JessJ: She’s talking about her belief system and karmic laws, reincarnation, the changes our world is going through, the disconnect of america (she describes US as a left brain technological materialistic society) and the rest of the world and the universe trying to communicate to us
Nama: Omg perfect that’s sooooo amazing
JessJ: Right?! I’m supposed to be studying and so of course I’m watching Oprah on my dvr
Nama: Lol that’s great
JessJ: Omg…so she walks into a house (looking to buy) and she said she felt the spirit of a dancer, and she’s a dance, she felt that house was meant for her and bought it immediately. So Oprah says “so you’re psychic too?” And she said well everybody is if they just turn the trust level up. (My reaction: !!!!) Ok..ok I’ll leave u alone now lol
Nama: Lol it’s all in the right hemisphere. U just have to get the left one/ liner side to be quiet. Just trust u are seeing all this for a reason
JessJ: I have to be. Wow…
Nama: Do you believe now?
JessJ: Oh definitely. She said “those who have encountered ‘aliens’ have said the soul does not die learning experience is lifetime after lifetime…so what they’re saying is give up war, you’re not killing anyone anyway what you’re doing is incurring more karma”. Which completely stirred everything in me
JessJ: I have to save this episode…I think everything in it was speaking to me. My body heard it.

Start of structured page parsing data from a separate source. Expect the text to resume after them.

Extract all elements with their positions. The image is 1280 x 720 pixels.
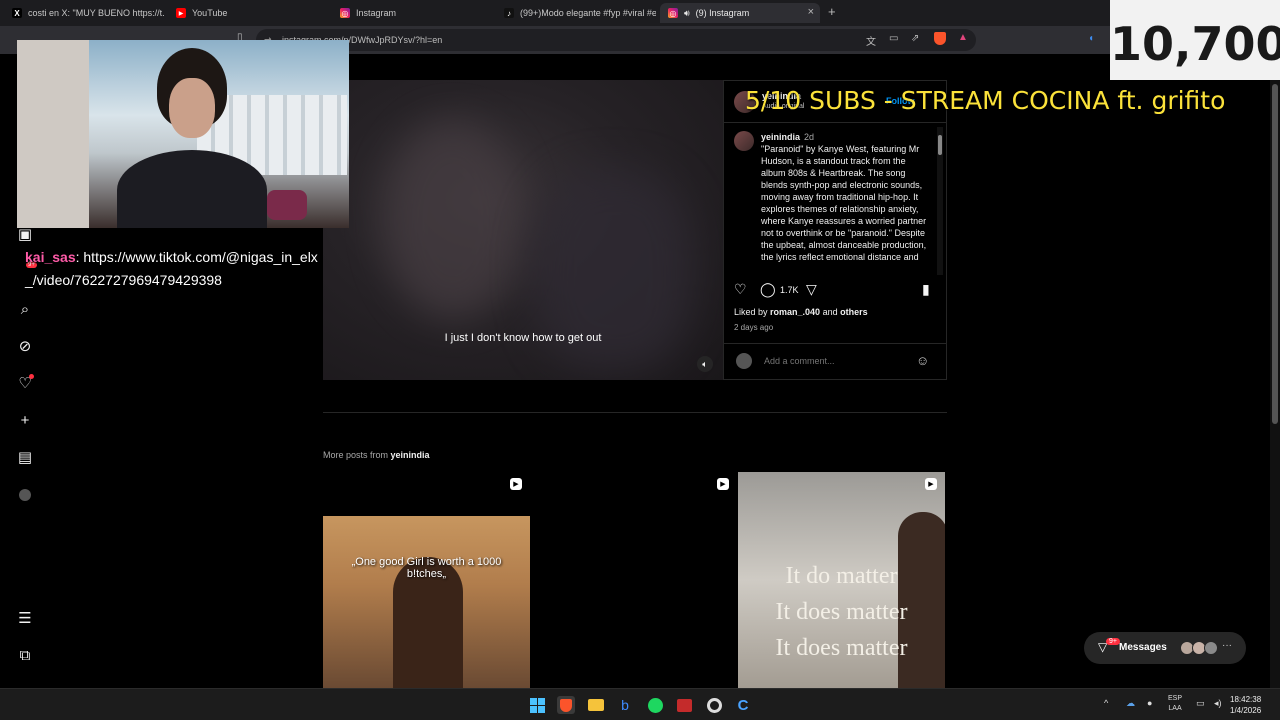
messages-badge: 9+ xyxy=(1106,638,1120,645)
share-icon[interactable]: ⇗ xyxy=(911,33,919,44)
extension-icon[interactable]: ◖ xyxy=(1088,33,1094,44)
tab-label: YouTube xyxy=(192,8,228,18)
messages-label: Messages xyxy=(1119,642,1167,653)
more-posts-heading: More posts from yeinindia xyxy=(323,450,430,460)
mute-icon[interactable]: 🔈︎ xyxy=(697,356,713,372)
file-explorer-icon[interactable] xyxy=(587,696,605,714)
post-details-panel: yeinindia Audio original Follow yeinindi… xyxy=(723,80,947,380)
explore-icon[interactable]: ⊘ xyxy=(16,337,34,355)
page-scrollbar[interactable] xyxy=(1270,54,1280,688)
tab-label: Instagram xyxy=(356,8,397,18)
tray-chevron-icon[interactable]: ^ xyxy=(1104,698,1108,708)
taskbar-clock[interactable]: 18:42:38 1/4/2026 xyxy=(1230,694,1261,716)
obs-icon[interactable] xyxy=(675,696,693,714)
webcam-overlay xyxy=(17,40,349,228)
comment-row: ☺ xyxy=(724,343,946,379)
create-plus-icon[interactable]: + xyxy=(16,411,34,429)
spotify-icon[interactable] xyxy=(646,696,664,714)
emoji-icon[interactable]: ☺ xyxy=(916,353,929,368)
close-tab-icon[interactable]: × xyxy=(808,6,814,18)
notifications-heart-icon[interactable]: ♡ xyxy=(16,374,34,392)
caption-avatar[interactable] xyxy=(734,131,754,151)
x-icon: X xyxy=(12,8,22,18)
thumbnail-caption: „One good Girl is worth a 1000 b!tches„ xyxy=(351,556,502,580)
more-dots-icon: ··· xyxy=(1222,640,1232,651)
share-send-icon[interactable]: ▽ xyxy=(806,281,817,298)
browser-tab-strip: X costi en X: "MUY BUENO https://t.co ▶ … xyxy=(0,0,1280,26)
tray-cloud-icon[interactable]: ☁ xyxy=(1126,698,1135,709)
liked-by: Liked by roman_.040 and others xyxy=(734,307,868,317)
comment-count: 1.7K xyxy=(780,285,799,295)
new-tab-button[interactable]: + xyxy=(828,4,836,19)
save-bookmark-icon[interactable]: ▮ xyxy=(922,281,930,298)
caption-text: "Paranoid" by Kanye West, featuring Mr H… xyxy=(761,144,927,262)
post-thumbnail[interactable]: It do matter It does matter It does matt… xyxy=(738,472,945,688)
post-caption: yeinindia 2d "Paranoid" by Kanye West, fe… xyxy=(761,131,929,271)
tab-instagram[interactable]: ◎ Instagram xyxy=(332,3,492,23)
caption-scrollbar[interactable] xyxy=(937,127,943,275)
stream-chat-message: kai_sas: https://www.tiktok.com/@nigas_i… xyxy=(25,246,325,292)
tab-instagram-active[interactable]: ◎ 🔊︎ (9) Instagram × xyxy=(660,3,820,23)
instagram-icon: ◎ xyxy=(340,8,350,18)
dashboard-icon[interactable]: ▤ xyxy=(16,448,34,466)
profile-avatar[interactable] xyxy=(16,486,34,504)
windows-taskbar: b C ^ ☁ ● ESP LAA ▭ ◂) 18:42:38 1/4/2026 xyxy=(0,688,1280,720)
reel-icon: ▶ xyxy=(510,478,522,490)
bing-icon[interactable]: b xyxy=(616,696,634,714)
liked-user[interactable]: roman_.040 xyxy=(770,307,820,317)
tab-x[interactable]: X costi en X: "MUY BUENO https://t.co xyxy=(4,3,164,23)
tab-tiktok[interactable]: ♪ (99+)Modo elegante #fyp #viral #ele xyxy=(496,3,656,23)
speaker-icon: 🔊︎ xyxy=(684,7,690,18)
app-c-icon[interactable]: C xyxy=(734,696,752,714)
youtube-icon: ▶ xyxy=(176,8,186,18)
posted-ago: 2 days ago xyxy=(734,323,774,332)
more-posts-user[interactable]: yeinindia xyxy=(391,450,430,460)
subscriber-goal-banner: 5/10 SUBS - STREAM COCINA ft. grifito xyxy=(745,86,1226,115)
comment-icon[interactable]: ◯ xyxy=(760,281,776,298)
caption-time: 2d xyxy=(804,132,815,142)
search-icon[interactable]: ⌕ xyxy=(16,300,34,318)
avatar xyxy=(1204,641,1218,655)
translate-icon[interactable]: 文 xyxy=(866,33,876,48)
also-from-meta-icon[interactable]: ⧉ xyxy=(16,646,34,664)
tab-youtube[interactable]: ▶ YouTube xyxy=(168,3,328,23)
brave-rewards-icon[interactable]: ▲ xyxy=(958,32,968,43)
tray-display-icon[interactable]: ▭ xyxy=(1196,698,1205,709)
tiktok-icon: ♪ xyxy=(504,8,514,18)
instagram-icon: ◎ xyxy=(668,8,678,18)
chrome-icon[interactable] xyxy=(705,696,723,714)
my-avatar xyxy=(736,353,752,369)
like-heart-icon[interactable]: ♡ xyxy=(734,281,747,298)
post-thumbnail[interactable]: ▶ xyxy=(530,472,737,688)
post-thumbnail[interactable]: „One good Girl is worth a 1000 b!tches„ … xyxy=(323,472,530,688)
tab-label: (99+)Modo elegante #fyp #viral #ele xyxy=(520,8,656,18)
subscriber-counter: 10,700 xyxy=(1110,0,1280,80)
reel-icon: ▶ xyxy=(717,478,729,490)
windows-start-icon[interactable] xyxy=(528,696,546,714)
language-indicator[interactable]: ESP LAA xyxy=(1168,694,1182,714)
cast-icon[interactable]: ▭ xyxy=(889,33,898,44)
thumbnail-lyrics: It do matter It does matter It does matt… xyxy=(775,563,908,661)
comment-input[interactable] xyxy=(764,356,914,366)
tab-label: costi en X: "MUY BUENO https://t.co xyxy=(28,8,164,18)
tray-mic-icon[interactable]: ● xyxy=(1147,698,1152,708)
more-menu-icon[interactable]: ☰ xyxy=(16,609,34,627)
caption-username[interactable]: yeinindia xyxy=(761,132,800,142)
reel-video-player[interactable]: I just I don't know how to get out 🔈︎ xyxy=(323,80,723,380)
messages-button[interactable]: ▽ 9+ Messages ··· xyxy=(1084,632,1246,664)
liked-others[interactable]: others xyxy=(840,307,868,317)
reel-icon: ▶ xyxy=(925,478,937,490)
notification-dot xyxy=(29,374,34,379)
brave-icon[interactable] xyxy=(557,696,575,714)
chat-username: kai_sas xyxy=(25,249,76,265)
video-subtitle: I just I don't know how to get out xyxy=(444,332,602,344)
tab-label: (9) Instagram xyxy=(695,8,750,18)
tray-volume-icon[interactable]: ◂) xyxy=(1214,698,1222,709)
post-actions: ♡ ◯ 1.7K ▽ ▮ xyxy=(724,279,946,303)
brave-shield-icon[interactable] xyxy=(934,32,946,45)
section-divider xyxy=(323,412,947,413)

Shirley McClaine ended the interview by saying the following words to Oprah: “I don’t plan it I don’t outline it I let it all happen, that’s the biggest thing I’ve learned, Oprah, in my life is to surrender. I don’t fight and struggle anymore. I have learned to surrender to the very sophisticated divinity. “
When I tell you I cried…I don’t mean tears. I mean my soul was stirred into weeping, not out of sadness, out of finding someone who shares our truth. I am not completely sure I knew how I felt about most these things. But when I listened to this interview, the entire time my body was humming, vibrating. I feel like I did after the drum circle but without any work or concentration. I felt so connected to her words…she was one of mine. She is someone I’ve known before and recognize now. I’m vibrating as I type but I have to write this right now.

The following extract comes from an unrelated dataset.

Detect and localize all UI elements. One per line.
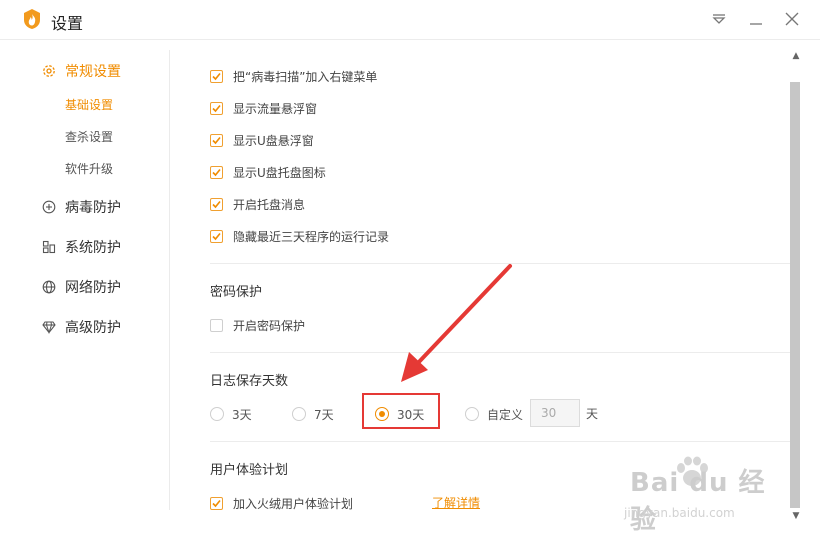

Sometimes you know what’s right. Sometimes those things go beyond understanding of our conscious. Right now I don’t know what what it is I’ve just experienced but I know it is special. I know I am going to write books, three or four. I know I’m going to have the same number of children. I know I will be married and I will travel for a long time. I know I will change the life of many.

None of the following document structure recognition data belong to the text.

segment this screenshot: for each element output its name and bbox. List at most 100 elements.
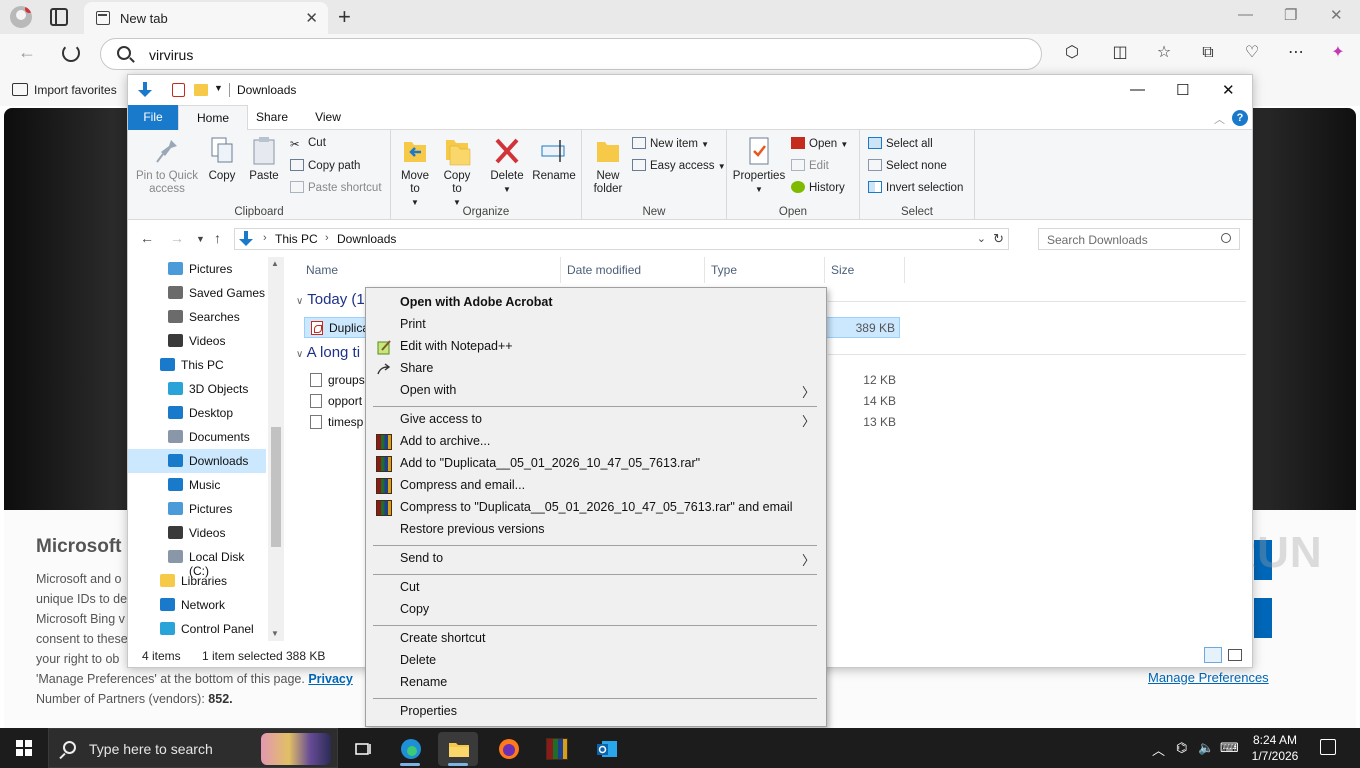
select-all-button[interactable]: Select all [868,137,933,150]
pin-quick-access-button[interactable]: Pin to Quick access [134,136,200,196]
sidebar-item[interactable]: Control Panel [128,617,266,641]
menu-rename[interactable]: Rename [369,672,823,694]
scroll-down-icon[interactable]: ▼ [271,629,279,638]
menu-delete[interactable]: Delete [369,650,823,672]
edge-taskbar-button[interactable] [390,732,430,766]
details-view-icon[interactable] [1204,647,1222,663]
menu-give-access[interactable]: Give access to 〉 [369,409,823,431]
sidebar-item[interactable]: Saved Games [128,281,266,305]
properties-button[interactable]: Properties ▼ [731,136,787,196]
winrar-taskbar-button[interactable] [536,732,576,766]
menu-edit-notepad[interactable]: Edit with Notepad++ [369,336,823,358]
search-downloads-input[interactable]: Search Downloads [1038,228,1240,250]
collapse-ribbon-icon[interactable]: ︿ [1214,111,1225,127]
new-folder-icon[interactable] [194,84,208,96]
favorites-icon[interactable]: ☆ [1154,43,1174,63]
tab-home[interactable]: Home [178,105,248,130]
address-text[interactable]: virvirus [149,47,193,63]
task-view-button[interactable] [342,732,382,766]
restore-icon[interactable]: ❐ [1284,6,1297,24]
language-tray-icon[interactable]: ⌨ [1220,740,1239,756]
sidebar-item[interactable]: Searches [128,305,266,329]
menu-create-shortcut[interactable]: Create shortcut [369,628,823,650]
address-bar[interactable]: virvirus [100,38,1042,70]
new-item-button[interactable]: New item ▼ [632,137,709,150]
delete-button[interactable]: Delete ▼ [487,136,527,196]
column-size[interactable]: Size [831,263,854,277]
recent-locations-icon[interactable]: ▼ [196,234,205,244]
group-long-ago[interactable]: ∨ A long ti [296,344,360,361]
properties-check-icon[interactable] [172,83,185,97]
menu-compress-to-rar-email[interactable]: Compress to "Duplicata__05_01_2026_10_47… [369,497,823,519]
taskbar-search-box[interactable]: Type here to search [48,728,338,768]
invert-selection-button[interactable]: Invert selection [868,181,963,194]
explorer-forward-icon[interactable]: → [170,230,184,246]
sidebar-item[interactable]: Downloads [128,449,266,473]
sidebar-item[interactable]: Music [128,473,266,497]
close-tab-icon[interactable]: ✕ [305,9,318,27]
scroll-up-icon[interactable]: ▲ [271,259,279,268]
copy-to-button[interactable]: Copy to ▼ [439,136,475,209]
menu-restore-previous[interactable]: Restore previous versions [369,519,823,541]
menu-properties[interactable]: Properties [369,701,823,723]
nav-scrollbar[interactable]: ▲ ▼ [268,257,284,641]
breadcrumb-downloads[interactable]: Downloads [337,232,396,246]
collapse-chevron-icon[interactable]: ∨ [296,296,303,307]
copy-button[interactable]: Copy [204,136,240,183]
privacy-link[interactable]: Privacy [308,672,352,686]
sidebar-item[interactable]: This PC [128,353,266,377]
manage-preferences-link[interactable]: Manage Preferences [1148,670,1269,685]
file-explorer-taskbar-button[interactable] [438,732,478,766]
column-name[interactable]: Name [306,263,338,277]
refresh-icon[interactable]: ↻ [993,231,1004,247]
large-icons-view-icon[interactable] [1228,649,1242,661]
browser-essentials-icon[interactable]: ♡ [1242,43,1262,63]
sidebar-item[interactable]: Videos [128,521,266,545]
paste-shortcut-button[interactable]: Paste shortcut [290,181,382,194]
firefox-taskbar-button[interactable] [488,732,528,766]
edit-button[interactable]: Edit [791,159,829,172]
browser-tab[interactable]: New tab ✕ [84,2,328,34]
sidebar-item[interactable]: Local Disk (C:) [128,545,266,578]
paste-button[interactable]: Paste [244,136,284,183]
close-window-icon[interactable]: ✕ [1330,6,1343,24]
menu-add-to-archive[interactable]: Add to archive... [369,431,823,453]
new-folder-button[interactable]: New folder [588,136,628,196]
rename-button[interactable]: Rename [531,136,577,183]
menu-open-with-acrobat[interactable]: Open with Adobe Acrobat [369,292,823,314]
network-tray-icon[interactable]: ⌬ [1176,740,1187,756]
breadcrumb-this-pc[interactable]: This PC [275,232,318,246]
move-to-button[interactable]: Move to ▼ [397,136,433,209]
reject-button[interactable] [1254,598,1272,638]
sidebar-item[interactable]: Documents [128,425,266,449]
reload-icon[interactable] [62,44,80,62]
split-screen-icon[interactable]: ◫ [1110,43,1130,63]
minimize-icon[interactable]: — [1238,6,1253,23]
sidebar-item[interactable]: Pictures [128,497,266,521]
tab-share[interactable]: Share [252,105,292,130]
menu-add-to-rar[interactable]: Add to "Duplicata__05_01_2026_10_47_05_7… [369,453,823,475]
customize-qat-icon[interactable]: ▼ [214,83,223,93]
menu-print[interactable]: Print [369,314,823,336]
explorer-close-icon[interactable]: ✕ [1222,81,1235,99]
sidebar-item[interactable]: Network [128,593,266,617]
copy-path-button[interactable]: Copy path [290,159,360,172]
more-icon[interactable]: ⋯ [1286,43,1306,63]
menu-send-to[interactable]: Send to 〉 [369,548,823,570]
explorer-maximize-icon[interactable]: ☐ [1176,81,1189,99]
volume-tray-icon[interactable]: 🔈 [1198,740,1214,756]
sidebar-item[interactable]: Videos [128,329,266,353]
profile-avatar-icon[interactable] [10,6,32,28]
scroll-thumb[interactable] [271,427,281,547]
extensions-icon[interactable]: ⬡ [1062,43,1082,63]
select-none-button[interactable]: Select none [868,159,947,172]
menu-open-with[interactable]: Open with 〉 [369,380,823,402]
taskbar-clock[interactable]: 8:24 AM 1/7/2026 [1240,732,1310,764]
menu-cut[interactable]: Cut [369,577,823,599]
tab-view[interactable]: View [308,105,348,130]
cut-button[interactable]: ✂ Cut [290,137,326,151]
tab-actions-icon[interactable] [50,8,68,26]
help-icon[interactable]: ? [1232,110,1248,126]
easy-access-button[interactable]: Easy access ▼ [632,159,726,172]
outlook-taskbar-button[interactable] [586,732,626,766]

Several times within the last few weeks I’ve heard mention “the God within” or “the divinity within”. I know mine. We are well acquainted, but she speaks at a whisper barely above the breeze. She sits beside water and the water is always louder than her voice. She is surrounded by earth, more often a river’s edge in a forest than anything else. She is always certain and ironically she is always right. I love her fiercely and I miss her. I think she called to me today.